MARINES: What got you into mixed martial arts?

I started in high school wrestling and later became interested in MMA when watching Ultimate Fighting Championship and World Extreme Cagefighting events. When I got to (the Marine Corps Air Ground Combat Center) Twentynine Palms I found out about Fight Club 29. I joined and began to get deeper into MMA.

How do you feel when you’re challenged to a fight?

I am excited and confident in my training so I am never intimidated by a fight in the cage or out. I know I am better prepared than anyone I will face.

What’s one thing someone should expect when going toe-to-toe with you?

Expect to be taken down to the mat by my superior wrestling moves. Then I will use my other skills from there.

Should Marines be worried about the dangers of competitive fighting?

Absolutely not. MMA, submission grappling, and pankration are monitored and regulated by the state athletic commissions. Seldom are competitors seriously injured, and every precaution is taken to stop a match where one competitor is over matched.

Tell us about the worst beat down you have delivered?

My last MMA match ended in 58 seconds when I TKOed (technical knockout) my opponent with strikes and elbows on the ground.

What was one of your toughest fights?

My toughest fight was a wrestling match at the Armature Athletic Union Nationals in 2007. I lost in overtime to a Canadian wrestler. After that, I have never taken conditioning for granted again.

If a Marine walked up to you and said he was interested in participating in MMA, what would be your advice to him?

Be dedicated and diversify your training. This is not a casual sport; it requires a deep commitment to be successful.

Do you have any role models in life?

My coaching staff at Fight Club 29 has been extremely supportive of me and has taught me how to be a well-rounded and professional fighter.

How far do you want to go in your fighting career?

I am currently accepting a wrestling scholarship at Santa Rosa College for June, so I will be leaving the Marine Corps at the end of my enlistment in May. I would love to eventually wind up in one of the large mixed martial arts associations.

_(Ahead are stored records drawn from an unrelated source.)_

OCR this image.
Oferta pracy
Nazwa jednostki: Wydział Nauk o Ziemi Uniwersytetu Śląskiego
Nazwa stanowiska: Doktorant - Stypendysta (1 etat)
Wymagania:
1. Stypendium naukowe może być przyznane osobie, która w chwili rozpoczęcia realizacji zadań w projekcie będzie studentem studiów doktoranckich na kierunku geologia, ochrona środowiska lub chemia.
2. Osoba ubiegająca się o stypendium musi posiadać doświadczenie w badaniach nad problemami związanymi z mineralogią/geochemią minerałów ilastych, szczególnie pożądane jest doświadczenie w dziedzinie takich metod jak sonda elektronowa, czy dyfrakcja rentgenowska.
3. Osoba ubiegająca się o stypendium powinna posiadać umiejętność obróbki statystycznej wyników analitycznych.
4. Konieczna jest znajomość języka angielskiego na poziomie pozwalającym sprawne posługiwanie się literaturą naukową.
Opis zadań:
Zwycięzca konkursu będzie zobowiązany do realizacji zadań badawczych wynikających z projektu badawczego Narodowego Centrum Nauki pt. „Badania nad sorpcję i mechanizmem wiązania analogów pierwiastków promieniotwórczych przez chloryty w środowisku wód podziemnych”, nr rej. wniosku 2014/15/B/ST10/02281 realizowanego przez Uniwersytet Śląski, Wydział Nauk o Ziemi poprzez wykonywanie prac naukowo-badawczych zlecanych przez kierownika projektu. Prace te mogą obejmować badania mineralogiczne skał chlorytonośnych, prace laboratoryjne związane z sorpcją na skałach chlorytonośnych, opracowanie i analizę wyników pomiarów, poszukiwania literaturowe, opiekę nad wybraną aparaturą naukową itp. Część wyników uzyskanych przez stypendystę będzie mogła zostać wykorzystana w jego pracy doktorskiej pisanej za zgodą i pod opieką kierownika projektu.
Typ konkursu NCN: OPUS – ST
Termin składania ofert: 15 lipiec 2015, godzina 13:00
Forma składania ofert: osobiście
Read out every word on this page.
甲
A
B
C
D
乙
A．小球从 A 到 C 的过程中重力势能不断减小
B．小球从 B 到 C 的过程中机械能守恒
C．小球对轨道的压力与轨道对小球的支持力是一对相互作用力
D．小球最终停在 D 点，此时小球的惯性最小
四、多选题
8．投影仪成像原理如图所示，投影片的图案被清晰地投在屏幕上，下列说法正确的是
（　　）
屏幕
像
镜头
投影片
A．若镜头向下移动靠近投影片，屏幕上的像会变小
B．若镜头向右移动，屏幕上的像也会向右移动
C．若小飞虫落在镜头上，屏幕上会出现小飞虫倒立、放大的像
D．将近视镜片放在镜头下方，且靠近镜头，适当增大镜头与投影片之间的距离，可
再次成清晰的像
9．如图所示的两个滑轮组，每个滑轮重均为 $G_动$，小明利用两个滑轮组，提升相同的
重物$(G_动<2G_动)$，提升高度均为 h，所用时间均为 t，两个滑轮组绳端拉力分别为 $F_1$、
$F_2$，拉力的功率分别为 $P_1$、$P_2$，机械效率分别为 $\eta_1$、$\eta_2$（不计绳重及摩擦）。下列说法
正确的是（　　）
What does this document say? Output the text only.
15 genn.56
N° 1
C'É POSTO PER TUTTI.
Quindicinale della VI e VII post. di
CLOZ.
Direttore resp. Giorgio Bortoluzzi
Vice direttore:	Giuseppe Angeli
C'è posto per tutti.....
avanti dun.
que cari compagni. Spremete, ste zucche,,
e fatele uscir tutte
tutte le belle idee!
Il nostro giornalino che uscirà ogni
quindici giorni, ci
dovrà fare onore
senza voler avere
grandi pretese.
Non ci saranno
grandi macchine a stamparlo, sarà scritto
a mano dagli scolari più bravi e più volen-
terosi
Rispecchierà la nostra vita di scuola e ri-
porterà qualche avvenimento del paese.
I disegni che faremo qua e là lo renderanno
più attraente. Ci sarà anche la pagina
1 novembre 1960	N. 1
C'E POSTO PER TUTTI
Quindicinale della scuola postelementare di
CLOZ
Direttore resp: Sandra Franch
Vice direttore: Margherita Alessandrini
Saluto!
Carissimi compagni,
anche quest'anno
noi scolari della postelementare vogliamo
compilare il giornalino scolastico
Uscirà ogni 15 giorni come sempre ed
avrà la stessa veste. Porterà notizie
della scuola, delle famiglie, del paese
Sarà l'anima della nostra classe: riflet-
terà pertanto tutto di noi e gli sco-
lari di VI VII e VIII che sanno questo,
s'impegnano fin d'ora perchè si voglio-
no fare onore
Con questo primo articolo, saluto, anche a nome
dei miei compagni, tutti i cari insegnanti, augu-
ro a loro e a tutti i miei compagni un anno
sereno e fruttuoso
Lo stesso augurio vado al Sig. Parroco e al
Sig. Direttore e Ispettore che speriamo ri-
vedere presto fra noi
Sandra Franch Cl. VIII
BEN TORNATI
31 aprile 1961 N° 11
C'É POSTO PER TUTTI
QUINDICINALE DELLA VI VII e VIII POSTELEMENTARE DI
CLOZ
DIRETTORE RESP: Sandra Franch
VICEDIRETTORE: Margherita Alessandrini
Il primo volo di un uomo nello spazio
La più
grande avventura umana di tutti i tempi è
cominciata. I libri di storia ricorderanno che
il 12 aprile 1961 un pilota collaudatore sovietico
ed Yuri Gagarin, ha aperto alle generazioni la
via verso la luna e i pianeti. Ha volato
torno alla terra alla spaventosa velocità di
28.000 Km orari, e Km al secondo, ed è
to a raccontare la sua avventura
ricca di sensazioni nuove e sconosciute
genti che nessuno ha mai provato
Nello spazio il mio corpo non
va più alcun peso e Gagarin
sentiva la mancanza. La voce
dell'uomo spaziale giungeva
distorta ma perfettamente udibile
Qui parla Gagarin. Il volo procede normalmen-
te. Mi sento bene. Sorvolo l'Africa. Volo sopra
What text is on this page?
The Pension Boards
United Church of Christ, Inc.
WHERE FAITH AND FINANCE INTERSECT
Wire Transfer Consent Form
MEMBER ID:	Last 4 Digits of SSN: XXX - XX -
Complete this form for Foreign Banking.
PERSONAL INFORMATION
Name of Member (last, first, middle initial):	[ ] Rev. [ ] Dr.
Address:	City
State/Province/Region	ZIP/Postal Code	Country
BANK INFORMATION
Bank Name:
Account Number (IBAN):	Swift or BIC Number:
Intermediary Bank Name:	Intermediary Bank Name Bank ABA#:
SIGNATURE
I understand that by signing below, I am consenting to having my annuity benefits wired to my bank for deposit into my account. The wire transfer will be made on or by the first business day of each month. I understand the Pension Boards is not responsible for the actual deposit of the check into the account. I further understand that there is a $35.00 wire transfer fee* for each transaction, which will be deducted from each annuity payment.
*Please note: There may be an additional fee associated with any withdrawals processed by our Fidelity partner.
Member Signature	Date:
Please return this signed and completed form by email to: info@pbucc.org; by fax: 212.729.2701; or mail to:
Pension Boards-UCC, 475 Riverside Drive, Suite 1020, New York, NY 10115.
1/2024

What is your favorite music to train to?

Bob Marley and the Wailers is a staple in our gym.

Have you been deployed? If so, what was your mission?

Yes, Iraq in 2009. I was a motor transportation operator for a shock/trauma platoon.

What was your hardest day of the deployment?

The day we had to rescue Marines involved in a serious MRAP (Mine Resistant Ambush Protected) accident. They were seriously injured, and it was in doubt at first if they would survive. Fortunately, all of them did.

Who in the celebrity world would you like to KO, or at least challenge to a (friendly) fight?

I would like to knock out “The Situation” from The Jersey Shore. He gets under my skin.